A few weeks ago I reviewed a snappy little low-budget thriller by director Georg Koszulinski called Silent Voyeur that I praised in part because of its smart and clever writing and Georg’s ability to get a lot out of working with obviously very little. Cracker Crazy, the film Georg made after Silent Voyeur, is a completely different kind of film, but one that I was very impressed with for that exact same reason.

Cracker Crazy is a purely historical documentary on the odder parts of Florida’s history that takes a very different approach than other docs usually take with similar material. The visuals are about 99% found footage — there’s only a couple modern landscape images created by Georg. However, Georg wisely mixes up the way the information is conveyed in order to keep things moving at a snappy pace so that it never feels as if the film is getting bogged down with too much information. One trick he utilizes is having different narrators present different sections of the film; including himself, plus Lee Tiger, a Miccosuki Native American, and Silent Voyeur star Shamrock McShane; so you never get bored by one person’s delivery.

While I didn’t time things out, it feels as though the majority of the film focuses on the plight of the native Floridians as they were repeatedly conquered and wiped out by invaders. Not being a history buff myself, I don’t really know how “invisible” the stories Georg presents are.
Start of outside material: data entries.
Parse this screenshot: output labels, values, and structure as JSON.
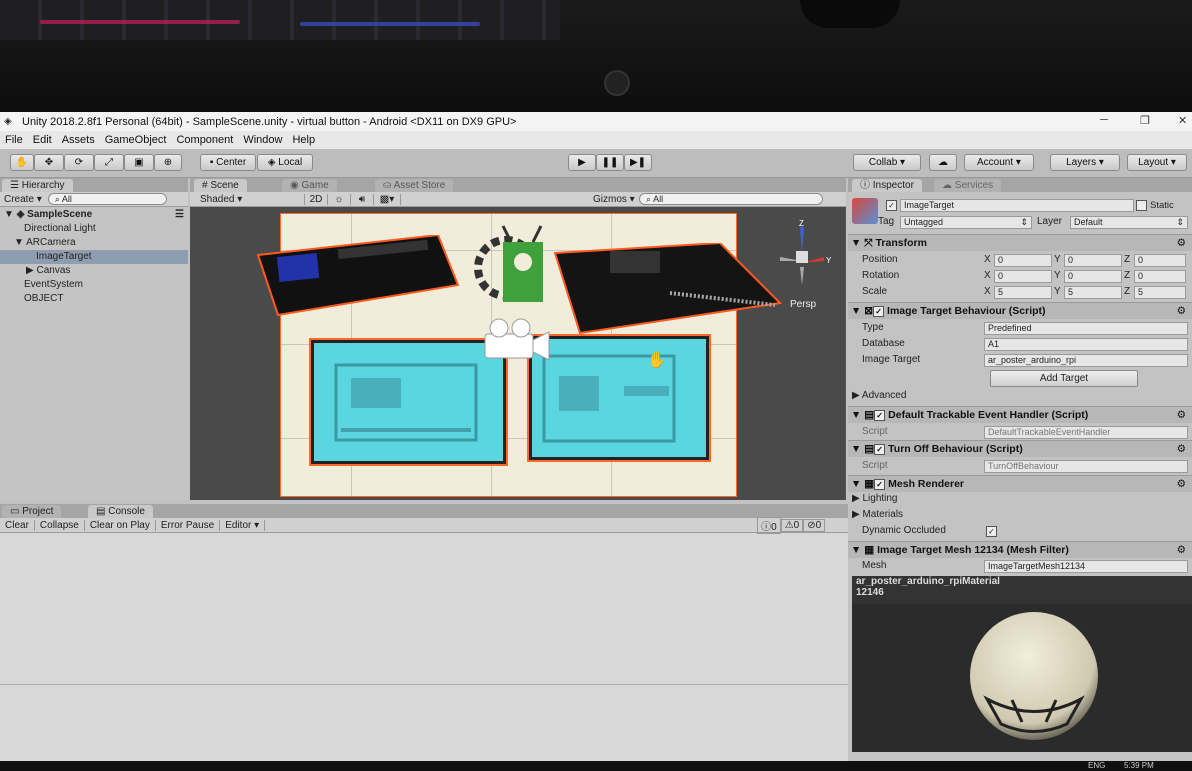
{
  "window": {
    "title": "Unity 2018.2.8f1 Personal (64bit) - SampleScene.unity - virtual button - Android <DX11 on DX9 GPU>",
    "controls": [
      "─",
      "❐",
      "✕"
    ]
  },
  "menubar": [
    "File",
    "Edit",
    "Assets",
    "GameObject",
    "Component",
    "Window",
    "Help"
  ],
  "toolbar": {
    "pivot": "Center",
    "space": "Local",
    "collab": "Collab ▾",
    "account": "Account",
    "layers": "Layers",
    "layout": "Layout"
  },
  "hierarchy": {
    "tab": "Hierarchy",
    "create": "Create ▾",
    "search": "All",
    "items": [
      {
        "label": "SampleScene",
        "bold": true
      },
      {
        "label": "Directional Light"
      },
      {
        "label": "ARCamera"
      },
      {
        "label": "ImageTarget",
        "selected": true
      },
      {
        "label": "Canvas"
      },
      {
        "label": "EventSystem"
      },
      {
        "label": "OBJECT"
      }
    ]
  },
  "scene": {
    "tabs": [
      "Scene",
      "Game",
      "Asset Store"
    ],
    "shading": "Shaded",
    "mode2d": "2D",
    "gizmos": "Gizmos ▾",
    "search": "All",
    "persp": "Persp",
    "axis_y": "Y",
    "axis_z": "Z"
  },
  "console": {
    "tabs": [
      "Project",
      "Console"
    ],
    "buttons": [
      "Clear",
      "Collapse",
      "Clear on Play",
      "Error Pause",
      "Editor ▾"
    ],
    "counts": [
      "0",
      "0",
      "0"
    ]
  },
  "inspector": {
    "tabs": [
      "Inspector",
      "Services"
    ],
    "object_name": "ImageTarget",
    "static_label": "Static",
    "tag_label": "Tag",
    "tag_value": "Untagged",
    "layer_label": "Layer",
    "layer_value": "Default",
    "transform": {
      "header": "Transform",
      "position_label": "Position",
      "rotation_label": "Rotation",
      "scale_label": "Scale",
      "position": [
        "0",
        "0",
        "0"
      ],
      "rotation": [
        "0",
        "0",
        "0"
      ],
      "scale": [
        "5",
        "5",
        "5"
      ]
    },
    "itb": {
      "header": "Image Target Behaviour (Script)",
      "type_label": "Type",
      "type_value": "Predefined",
      "db_label": "Database",
      "db_value": "A1",
      "target_label": "Image Target",
      "target_value": "ar_poster_arduino_rpi",
      "add_target": "Add Target",
      "advanced": "Advanced"
    },
    "dteh": {
      "header": "Default Trackable Event Handler (Script)",
      "script_label": "Script",
      "script_value": "DefaultTrackableEventHandler"
    },
    "tob": {
      "header": "Turn Off Behaviour (Script)",
      "script_label": "Script",
      "script_value": "TurnOffBehaviour"
    },
    "mr": {
      "header": "Mesh Renderer",
      "lighting": "Lighting",
      "materials": "Materials",
      "dynamic": "Dynamic Occluded"
    },
    "mf": {
      "header": "Image Target Mesh 12134 (Mesh Filter)",
      "mesh_label": "Mesh",
      "mesh_value": "ImageTargetMesh12134"
    },
    "preview_title": "ar_poster_arduino_rpiMaterial",
    "preview_sub": "12146"
  },
  "taskbar": {
    "lang": "ENG",
    "time": "5:39 PM"
  }
}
But I don’t think he’s aiming the film to hardcore histories, so the material here comes off being very fresh. I mean the basic high school history is that the Spanish settled Florida first before selling it to the U.S. and it’s really no secret that Native Americans were treated horribly. What we get here is just how shockingly horrible it all was. However, I don’t think Georg’s point here is to unduly castigate the “white man,” but it’s better to know the facts than live in fantasyland that it wasn’t so bad back then.

The film goes on about how Ponce de Leon searching for the Fountain of Youth was probably bullshit and he just arrived in Florida for Spanish conquest. There’s also a bit about the brutality of Hernando de Soto, but the real shock comes with Andrew Jackson’s forays into Florida territory where he went to find escaped slaves who were co-existing with the Seminole Indians. (I also learned how the term “Seminole” isn’t a Native American name, but one made up by Europeans to describe the natives as “wild men.”) After attacking an ex-slave fort and massacring the majority of those living there, Jackson cooked up a story with president James Monroe that the massacre was a retaliation for an unprovoked attack by the Seminoles. Yep, shades of the Gulf of Tonkin “attack.”

Once the Native Floridians were out of the way and Spain sold the territory, U.S. settlers came in to tame the wild land. These were the first “crackers,” and I was a little disappointed not learn the origin of that term. But I was surprised it was such an old one. So, moving into modern times the film explores issues of worker abuse by the United States Sugar Corporation, the travails of WWI veterans hired by FDR to build bridges to Key West during hurricane season (shockingly, a survivor is interviewed to give a first-hand account) and the adventures of the KKK in the state following the success of D.W. Griffith’s Birth of a Nation.

If it sounds like I’m giving away most of the film here, far from it. This thing is packed to the gills with interesting facts, but never dull. Georg and his researchers did a really great job digging up a ton of great footage, from goofy outdated tourism videos to really outdated and goofy educational films, plus lots of great historical pictures of the cracker settlement era as well as drawings and paintings to illustrate the early clashes with Native Floridians. Really fascinating stuff.